Unless otherwise noted, horizontal bars represent average increase, with thinner lines indicating 95% confidence interval. n = 20 for placebo group, n = 23 for the vaccine groups. (A) IgA or IgG ELISA titers after immunization. Data represent fold increases in antibody levels 28 days after vaccination (compared with day 0) for all subjects divided by treatment group (each symbol represents an individual subject). Significance was assessed by Kruskal-Wallis. (B) Norovirus VP1-specific IgG and IgA ASC counts on day 7 after vaccination. Significance was assessed by Kruskal-Wallis. (C) Norovirus VP1-specific memory B cell counts. Longer black horizontal lines represent the geometric mean, and error bars indicate the 95% confidence interval. Significance was assessed by Kruskal-Wallis. (D) Norovirus VP-specific fecal responses. Samples were removed when total IgA was below the detection limit. Sample size of each group are as follows: high dose (day 0–28), n = 19; high dose (day 0–180), n = 21; low dose (day 0–28), n = 20; low dose (day 0–180), n = 16; placebo (day 0–28), n = 18; placebo (day 0–180), n = 16. Significance was assessed by Mann-Whitney or Fisher’s exact test. (E) Norovirus VP-specific saliva IgA responses. In D and E, data represent fold increase in specific IgA/total IgA for each group with each time pair point plotted.

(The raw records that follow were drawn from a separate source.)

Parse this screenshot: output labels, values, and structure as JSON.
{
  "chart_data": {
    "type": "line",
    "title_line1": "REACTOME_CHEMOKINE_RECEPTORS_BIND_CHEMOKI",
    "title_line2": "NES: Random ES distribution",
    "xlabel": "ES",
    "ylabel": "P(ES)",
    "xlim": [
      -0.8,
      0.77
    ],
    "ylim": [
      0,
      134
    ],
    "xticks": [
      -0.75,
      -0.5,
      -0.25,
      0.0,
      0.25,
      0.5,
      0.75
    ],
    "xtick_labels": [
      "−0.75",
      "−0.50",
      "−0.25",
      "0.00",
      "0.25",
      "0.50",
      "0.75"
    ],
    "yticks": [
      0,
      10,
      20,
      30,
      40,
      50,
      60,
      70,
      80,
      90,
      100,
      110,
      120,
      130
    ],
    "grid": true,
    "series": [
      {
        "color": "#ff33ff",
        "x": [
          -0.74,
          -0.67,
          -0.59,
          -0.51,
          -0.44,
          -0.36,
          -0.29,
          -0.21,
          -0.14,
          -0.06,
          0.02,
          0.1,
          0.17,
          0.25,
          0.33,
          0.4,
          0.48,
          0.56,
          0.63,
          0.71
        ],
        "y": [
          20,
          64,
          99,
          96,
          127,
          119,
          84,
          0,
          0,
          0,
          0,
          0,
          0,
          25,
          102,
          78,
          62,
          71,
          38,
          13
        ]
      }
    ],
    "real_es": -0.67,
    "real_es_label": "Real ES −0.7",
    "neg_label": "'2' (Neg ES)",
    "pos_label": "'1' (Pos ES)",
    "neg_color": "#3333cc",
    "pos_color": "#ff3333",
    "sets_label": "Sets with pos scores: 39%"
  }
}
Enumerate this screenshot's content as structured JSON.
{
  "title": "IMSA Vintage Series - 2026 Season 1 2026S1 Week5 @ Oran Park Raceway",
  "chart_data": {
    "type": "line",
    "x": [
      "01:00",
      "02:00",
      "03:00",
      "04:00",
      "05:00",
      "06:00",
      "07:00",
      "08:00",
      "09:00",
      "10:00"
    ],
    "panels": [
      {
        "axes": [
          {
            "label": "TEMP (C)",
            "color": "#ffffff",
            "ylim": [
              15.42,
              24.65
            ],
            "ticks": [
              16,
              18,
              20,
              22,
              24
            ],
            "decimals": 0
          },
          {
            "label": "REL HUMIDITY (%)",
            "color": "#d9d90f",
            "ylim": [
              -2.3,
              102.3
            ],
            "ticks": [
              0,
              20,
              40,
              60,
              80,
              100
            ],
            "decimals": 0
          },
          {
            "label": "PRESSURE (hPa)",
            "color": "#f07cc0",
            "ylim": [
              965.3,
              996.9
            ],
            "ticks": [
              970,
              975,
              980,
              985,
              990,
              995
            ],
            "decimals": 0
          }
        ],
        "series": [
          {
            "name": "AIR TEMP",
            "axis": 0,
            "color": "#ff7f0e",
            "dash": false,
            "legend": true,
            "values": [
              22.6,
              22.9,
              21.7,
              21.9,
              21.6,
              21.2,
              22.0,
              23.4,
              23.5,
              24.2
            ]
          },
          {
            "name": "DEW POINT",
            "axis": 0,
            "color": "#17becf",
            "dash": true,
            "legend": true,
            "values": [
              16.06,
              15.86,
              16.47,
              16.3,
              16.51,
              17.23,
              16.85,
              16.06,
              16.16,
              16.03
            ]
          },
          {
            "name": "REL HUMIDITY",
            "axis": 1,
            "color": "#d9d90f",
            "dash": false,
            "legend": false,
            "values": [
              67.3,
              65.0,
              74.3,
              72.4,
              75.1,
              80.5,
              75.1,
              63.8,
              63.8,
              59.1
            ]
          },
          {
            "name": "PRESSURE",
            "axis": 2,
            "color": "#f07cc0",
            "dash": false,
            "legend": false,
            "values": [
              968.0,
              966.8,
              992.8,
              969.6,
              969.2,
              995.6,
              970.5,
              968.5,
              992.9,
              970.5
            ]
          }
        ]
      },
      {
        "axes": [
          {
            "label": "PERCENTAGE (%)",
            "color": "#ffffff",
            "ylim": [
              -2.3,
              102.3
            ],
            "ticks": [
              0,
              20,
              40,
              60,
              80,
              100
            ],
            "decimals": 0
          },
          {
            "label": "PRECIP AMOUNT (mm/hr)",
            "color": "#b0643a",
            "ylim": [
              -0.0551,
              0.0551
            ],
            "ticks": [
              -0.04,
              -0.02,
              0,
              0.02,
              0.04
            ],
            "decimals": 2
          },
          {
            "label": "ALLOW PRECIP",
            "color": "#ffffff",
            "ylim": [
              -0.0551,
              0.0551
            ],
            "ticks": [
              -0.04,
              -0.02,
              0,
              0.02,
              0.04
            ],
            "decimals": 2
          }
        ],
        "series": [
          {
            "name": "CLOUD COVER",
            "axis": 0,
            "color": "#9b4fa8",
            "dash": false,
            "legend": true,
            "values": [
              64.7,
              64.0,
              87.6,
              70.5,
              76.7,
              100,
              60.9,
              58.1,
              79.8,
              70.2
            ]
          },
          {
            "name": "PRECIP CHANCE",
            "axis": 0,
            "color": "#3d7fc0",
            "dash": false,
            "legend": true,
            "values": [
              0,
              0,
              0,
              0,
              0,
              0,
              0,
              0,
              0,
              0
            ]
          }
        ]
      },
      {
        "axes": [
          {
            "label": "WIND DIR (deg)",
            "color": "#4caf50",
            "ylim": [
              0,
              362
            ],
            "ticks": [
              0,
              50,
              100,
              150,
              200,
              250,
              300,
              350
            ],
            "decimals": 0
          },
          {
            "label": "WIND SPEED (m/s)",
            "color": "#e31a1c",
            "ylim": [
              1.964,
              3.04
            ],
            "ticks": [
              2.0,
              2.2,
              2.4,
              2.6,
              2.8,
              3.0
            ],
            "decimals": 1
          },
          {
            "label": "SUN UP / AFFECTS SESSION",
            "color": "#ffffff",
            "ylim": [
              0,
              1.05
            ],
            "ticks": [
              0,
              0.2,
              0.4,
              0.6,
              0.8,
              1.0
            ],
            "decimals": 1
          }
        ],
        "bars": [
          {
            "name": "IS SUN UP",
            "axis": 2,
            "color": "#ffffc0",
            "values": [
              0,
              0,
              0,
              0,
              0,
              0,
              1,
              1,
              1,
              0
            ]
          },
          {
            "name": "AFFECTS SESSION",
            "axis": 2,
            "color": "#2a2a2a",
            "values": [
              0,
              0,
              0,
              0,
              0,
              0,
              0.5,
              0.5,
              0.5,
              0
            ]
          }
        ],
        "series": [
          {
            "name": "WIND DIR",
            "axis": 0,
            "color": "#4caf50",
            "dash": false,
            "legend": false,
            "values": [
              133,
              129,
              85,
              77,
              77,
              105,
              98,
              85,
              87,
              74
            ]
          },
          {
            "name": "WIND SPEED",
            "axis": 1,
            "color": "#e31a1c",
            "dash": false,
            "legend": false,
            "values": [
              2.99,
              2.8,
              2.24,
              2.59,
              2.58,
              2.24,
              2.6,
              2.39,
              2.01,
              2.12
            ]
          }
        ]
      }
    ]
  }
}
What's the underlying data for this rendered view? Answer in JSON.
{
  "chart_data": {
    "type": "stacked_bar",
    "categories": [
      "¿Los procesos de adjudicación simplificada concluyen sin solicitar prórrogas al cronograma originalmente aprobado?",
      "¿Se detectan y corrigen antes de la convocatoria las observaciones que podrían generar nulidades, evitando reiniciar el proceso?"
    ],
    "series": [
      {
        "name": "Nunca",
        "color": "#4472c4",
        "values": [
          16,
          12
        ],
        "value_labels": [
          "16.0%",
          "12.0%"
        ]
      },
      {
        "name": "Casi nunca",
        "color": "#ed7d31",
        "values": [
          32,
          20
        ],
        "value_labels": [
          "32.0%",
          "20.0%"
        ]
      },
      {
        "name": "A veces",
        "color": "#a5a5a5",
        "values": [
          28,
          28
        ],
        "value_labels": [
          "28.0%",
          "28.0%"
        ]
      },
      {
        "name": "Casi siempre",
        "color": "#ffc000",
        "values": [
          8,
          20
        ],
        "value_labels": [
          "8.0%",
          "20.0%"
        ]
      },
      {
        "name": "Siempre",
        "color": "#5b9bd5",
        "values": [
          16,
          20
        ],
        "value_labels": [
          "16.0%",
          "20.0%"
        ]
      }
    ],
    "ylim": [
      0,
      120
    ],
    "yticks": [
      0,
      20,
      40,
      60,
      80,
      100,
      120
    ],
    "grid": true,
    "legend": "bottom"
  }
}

Figure 3. Generation of intestinal homing plasmablasts and memory B cells after vaccination.

(A) A population of β7hi B cells was detected 7 days after vaccination. Note that CD19 expression is slightly downregulated in β7hi B cells. Based on the levels of β7, 3 populations were present on day 7 B cells: β7hi (noted as 1), β7intermediate (noted as 2), and β7– (noted as 3). (B) Expression of IgA and IgG in β7hi (noted as 1), β7intermediate (noted as 2), and β7– B cells (noted as 3). Higher frequencies of IgA-expressing B cells were present in the β7hi population than in other populations. (C) β7hi B cells (noted as 1) coexpress high levels of the activation marker CD38 and CCR9 (red). The light blue color represents CCR9 expression on β7– B cells (noted as 3). (D) β7hi B cells (noted as 1) contain both CD27hi plasmablasts and CD27intermediate memory B cells. Populations 4 and 5 are defined by CD27 expression level. (E) FSC and SSC plots gated from populations 4 and 5. (F) Surface expression of IgA and IgG from populations 4 and 5. (G) The gating strategy for the graph in H: CD27hi B cells appeared on day 7; IgA+ B cells were gated from CD27hi B cells; and then β7hi B cells were gated from CD27hiIgA+ B cells. (H) The percentage of β7hi cells gated from CD27hiIgA+ B cells in day 7 PBMCs. Subjects from low-dose (1 × 1010) and high-dose (1 × 1011) groups were examined. The black horizontal bars represent means, with error bars indicating the 95% confidence interval. For A–G, data are from one subject, but the analysis was performed on all 66 subjects, and the results are representative of the responding vaccine subjects (>70%). H shows the distribution of β7 on all vaccine-treated subjects.